Cosmos - Carl Sagan [5]
On a project of this magnitude it is impossible to thank everyone who has made a contribution. However, I would like to acknowledge, especially, B. Gentry Lee; the Cosmos production staff, including the senior producers Geoffrey Haines-Stiles and David Kennard and the executive producer Adrian Malone; the artists Jon Lomberg (who played a critical role in the original design and organization of the Cosmos visuals), John Allison, Adolf Schaller, Rick Sternbach, Don Davis, Brown, and Anne Norcia; consultants Donald Goldsmith, Owen Gingerich, Paul Fox, and Diane Ackerman; Cameron Beck; the KCET management, particularly Greg Andorfer, who first carried KCET’s proposal to us, Chuck Allen, William Lamb, and James Loper; and the underwriters and co-producers of the Cosmos television series, including the Atlantic Richfield Company, the Corporation for Public Broadcasting, the Arthur Vining Davis Foundations, the Alfred P. Sloan Foundation, the British Broadcasting Corporation, and Polytel International. Others who helped in clarifying matters of fact or approach are listed at the back of the book. The final responsibility for the content of the book is, however, of course mine. I thank the staff at Random House, particularly my editor, Anne Freedgood, for their capable work and their patience when the deadlines for the television series and the book seemed to be in conflict. I owe a special debt of gratitude to Shirley Arden, my Executive Assistant, for typing the early drafts of this book and ushering the later drafts through all stages of production with her usual cheerful competence. This is only one of many ways in which the Cosmos project is deeply indebted to her. I am more grateful than I can say to the administration of Cornell University for granting me a two-year leave of absence to pursue this project, to my colleagues and students there, and to my colleagues at NASA, JPL and on the Voyager Imaging Team.

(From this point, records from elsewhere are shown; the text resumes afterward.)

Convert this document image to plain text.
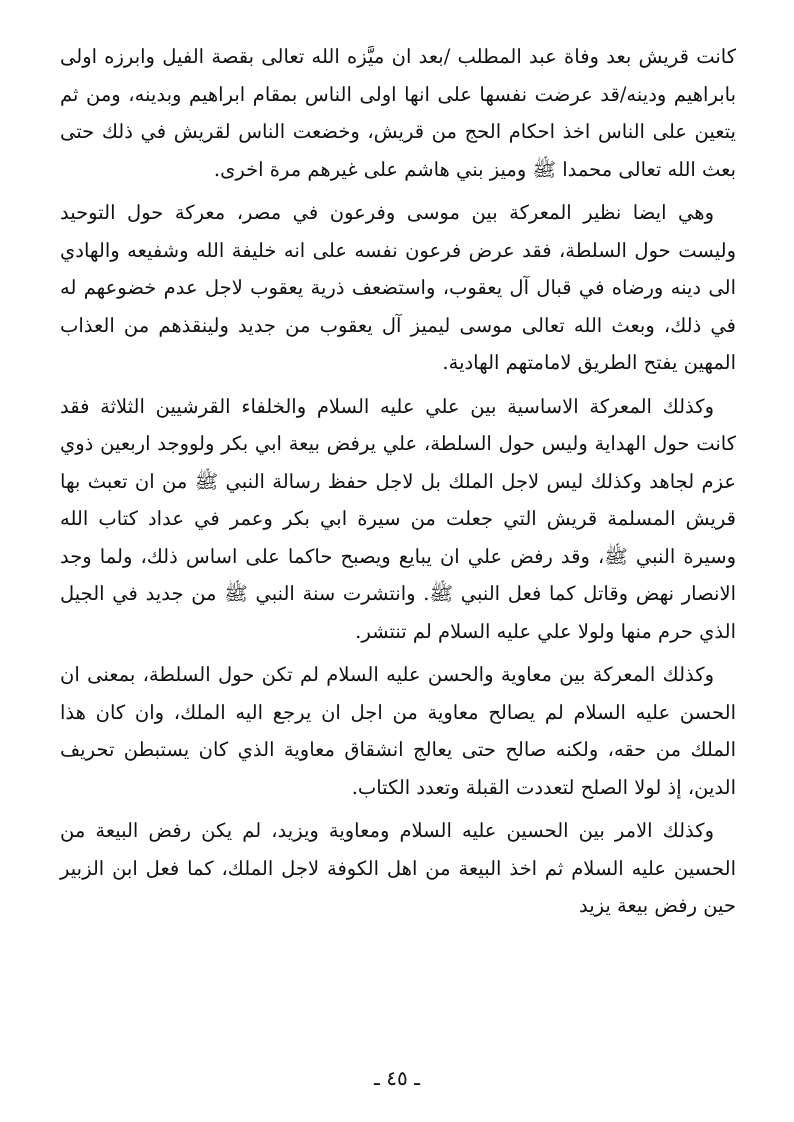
كانت قريش بعد وفاة عبد المطلب /بعد ان ميَّزه الله تعالى بقصة الفيل وابرزه اولى بابراهيم ودينه/قد عرضت نفسها على انها اولى الناس بمقام ابراهيم وبدينه، ومن ثم يتعين على الناس اخذ احكام الحج من قريش، وخضعت الناس لقريش في ذلك حتى بعث الله تعالى محمدا ﷺ وميز بني هاشم على غيرهم مرة اخرى.

وهي ايضا نظير المعركة بين موسى وفرعون في مصر، معركة حول التوحيد وليست حول السلطة، فقد عرض فرعون نفسه على انه خليفة الله وشفيعه والهادي الى دينه ورضاه في قبال آل يعقوب، واستضعف ذرية يعقوب لاجل عدم خضوعهم له في ذلك، وبعث الله تعالى موسى ليميز آل يعقوب من جديد ولينقذهم من العذاب المهين يفتح الطريق لامامتهم الهادية.

وكذلك المعركة الاساسية بين علي عليه السلام والخلفاء القرشيين الثلاثة فقد كانت حول الهداية وليس حول السلطة، علي يرفض بيعة ابي بكر ولووجد اربعين ذوي عزم لجاهد وكذلك ليس لاجل الملك بل لاجل حفظ رسالة النبي ﷺ من ان تعبث بها قريش المسلمة قريش التي جعلت من سيرة ابي بكر وعمر في عداد كتاب الله وسيرة النبي ﷺ، وقد رفض علي ان يبايع ويصبح حاكما على اساس ذلك، ولما وجد الانصار نهض وقاتل كما فعل النبي ﷺ. وانتشرت سنة النبي ﷺ من جديد في الجيل الذي حرم منها ولولا علي عليه السلام لم تنتشر.

وكذلك المعركة بين معاوية والحسن عليه السلام لم تكن حول السلطة، بمعنى ان الحسن عليه السلام لم يصالح معاوية من اجل ان يرجع اليه الملك، وان كان هذا الملك من حقه، ولكنه صالح حتى يعالج انشقاق معاوية الذي كان يستبطن تحريف الدين، إذ لولا الصلح لتعددت القبلة وتعدد الكتاب.

وكذلك الامر بين الحسين عليه السلام ومعاوية ويزيد، لم يكن رفض البيعة من الحسين عليه السلام ثم اخذ البيعة من اهل الكوفة لاجل الملك، كما فعل ابن الزبير حين رفض بيعة يزيد

ـ ٤٥ ـ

My greatest debt for the writing of Cosmos is owed to Ann Druyan and Steven Soter, my co-writers in the television series. They made fundamental and frequent contributions to the basic ideas and their connections, to the overall intellectual structure of the episodes, and to the felicity of style. I am deeply grateful for their vigorous critical readings of early versions of this book, their constructive and creative suggestions for revision through many drafts, and their major contributions to the television script which in many ways influenced the content of this book. The delight I found in our many discussions is one of my chief rewards from the Cosmos project.
Ithaca and Los Angeles
May 1980
and July 1984
CHAPTER I
THE SHORES OF THE COSMIC OCEAN
The first men to be created and formed were called the Sorcerer of Fatal Laughter, the Sorcerer of Night, Unkempt, and the Black Sorcerer … They were endowed with intelligence, they succeeded in knowing all that there is in the world. When they looked, instantly they saw all that is around them, and they contemplated in turn the arc of heaven and the round face of the earth … [Then the Creator said]: “They know all … what shall we do with them now? Let their sight reach only to that which is near; let them see only a little of the face of the earth!… Are they not by nature simple creatures of our making? Must they also be gods?”